Applying micropayments to the majority of online content isn't possible, because it's not possible to establish a monopoly on news. Unlike iTunes, for example, which benefits from a legal regime designed to prevent sharing, discussion of events in the real world can't be kept from circulation. (You can only stonewall things that are on your side of the wall.)

Newspapers used to brag to advertisers that every paid copy was seen by 3.6 readers. (The number varied, of course.) The copy on the lunch counter, left on the bus, at the bar, in a waiting room upped the totals.

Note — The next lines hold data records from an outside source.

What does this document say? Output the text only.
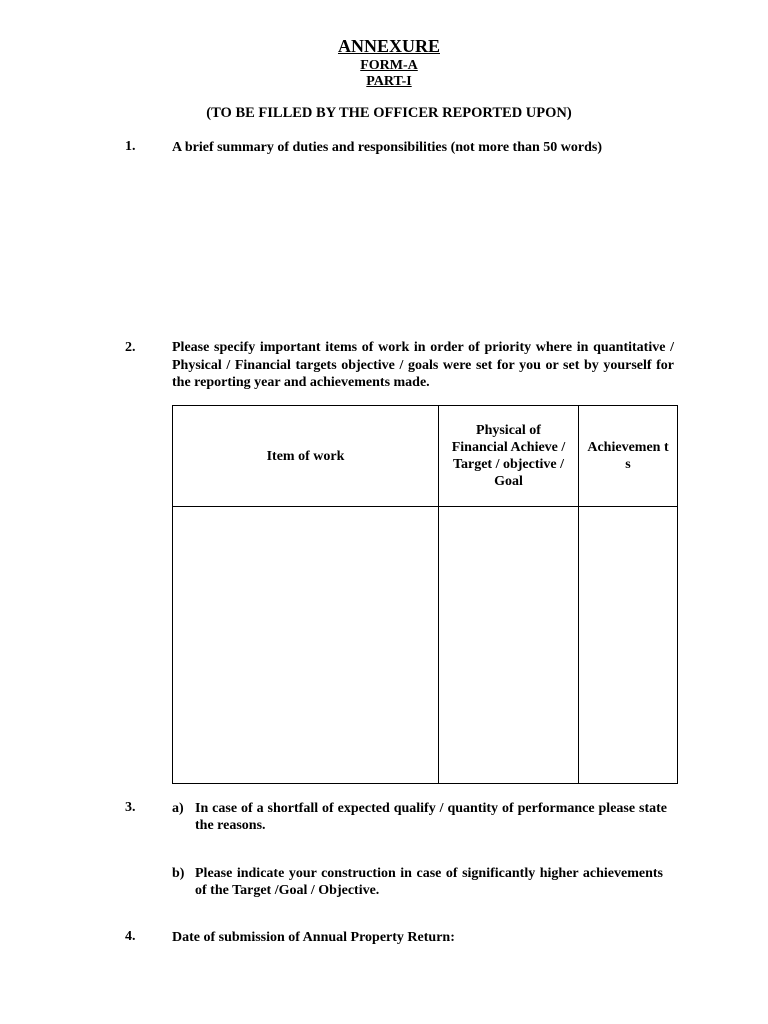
ANNEXURE
FORM-A
PART-I
(TO BE FILLED BY THE OFFICER REPORTED UPON)
1.	A brief summary of duties and responsibilities (not more than 50 words)
2.	Please specify important items of work in order of priority where in quantitative / Physical / Financial targets objective / goals were set for you or set by yourself for the reporting year and achievements made.
Item of work	Physical of Financial Achieve / Target / objective / Goal	Achievemen ts

3.	a) In case of a shortfall of expected qualify / quantity of performance please state the reasons.
b) Please indicate your construction in case of significantly higher achievements of the Target /Goal / Objective.
4.	Date of submission of Annual Property Return:
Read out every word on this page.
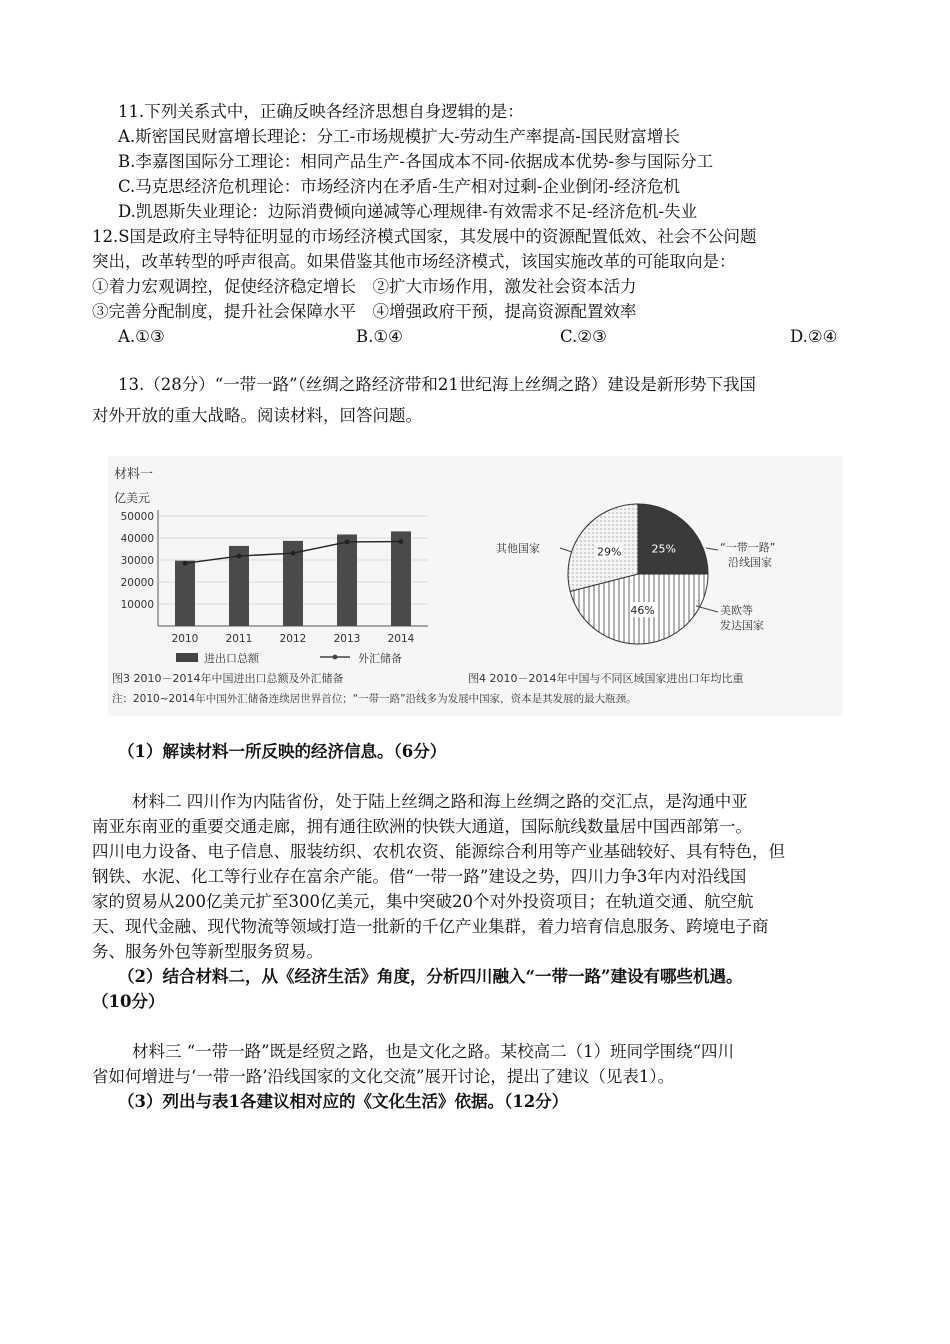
11.下列关系式中，正确反映各经济思想自身逻辑的是：
A.斯密国民财富增长理论：分工-市场规模扩大-劳动生产率提高-国民财富增长
B.李嘉图国际分工理论：相同产品生产-各国成本不同-依据成本优势-参与国际分工
C.马克思经济危机理论：市场经济内在矛盾-生产相对过剩-企业倒闭-经济危机
D.凯恩斯失业理论：边际消费倾向递减等心理规律-有效需求不足-经济危机-失业
12.S国是政府主导特征明显的市场经济模式国家，其发展中的资源配置低效、社会不公问题
突出，改革转型的呼声很高。如果借鉴其他市场经济模式，该国实施改革的可能取向是：
①着力宏观调控，促使经济稳定增长　②扩大市场作用，激发社会资本活力
③完善分配制度，提升社会保障水平　④增强政府干预，提高资源配置效率
A.①③	B.①④	C.②③	D.②④
13.（28分）“一带一路”（丝绸之路经济带和21世纪海上丝绸之路）建设是新形势下我国
对外开放的重大战略。阅读材料，回答问题。
材料一
亿美元
10000
20000
30000
40000
50000
2010	2011	2012	2013	2014
进出口总额	外汇储备
图3 2010－2014年中国进出口总额及外汇储备
25%
46%
29%
其他国家	“一带一路”
沿线国家
美欧等
发达国家
图4 2010－2014年中国与不同区域国家进出口年均比重
注：2010~2014年中国外汇储备连续居世界首位；“一带一路”沿线多为发展中国家，资本是其发展的最大瓶颈。
（1）解读材料一所反映的经济信息。（6分）
材料二 四川作为内陆省份，处于陆上丝绸之路和海上丝绸之路的交汇点，是沟通中亚
南亚东南亚的重要交通走廊，拥有通往欧洲的快铁大通道，国际航线数量居中国西部第一。
四川电力设备、电子信息、服装纺织、农机农资、能源综合利用等产业基础较好、具有特色，但
钢铁、水泥、化工等行业存在富余产能。借“一带一路”建设之势，四川力争3年内对沿线国
家的贸易从200亿美元扩至300亿美元，集中突破20个对外投资项目；在轨道交通、航空航
天、现代金融、现代物流等领域打造一批新的千亿产业集群，着力培育信息服务、跨境电子商
务、服务外包等新型服务贸易。
（2）结合材料二，从《经济生活》角度，分析四川融入“一带一路”建设有哪些机遇。
（10分）
材料三 “一带一路”既是经贸之路，也是文化之路。某校高二（1）班同学围绕“四川
省如何增进与‘一带一路’沿线国家的文化交流”展开讨论，提出了建议（见表1）。
（3）列出与表1各建议相对应的《文化生活》依据。（12分）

Making each family member, patron of the lunch counter, bus, bar and doctor pay to read the same online paper -- never mind the same story, or just the comics or obits -- is a little silly. Yet online micropayments would work that way.

YouTube thrives because people can easily embed videos into their own blogs, link to them and send them to friends. It's the antithesis of, "This is mine and you can't see it unless you ante up."

I'd much rather see news sites move toward advertisements for specific products you can purchase online through a link that leads to the advertiser's shopping cart. The referring news site would earn a portion of the purchase price: Passive revenue, painless to the reader, automatic to the news org.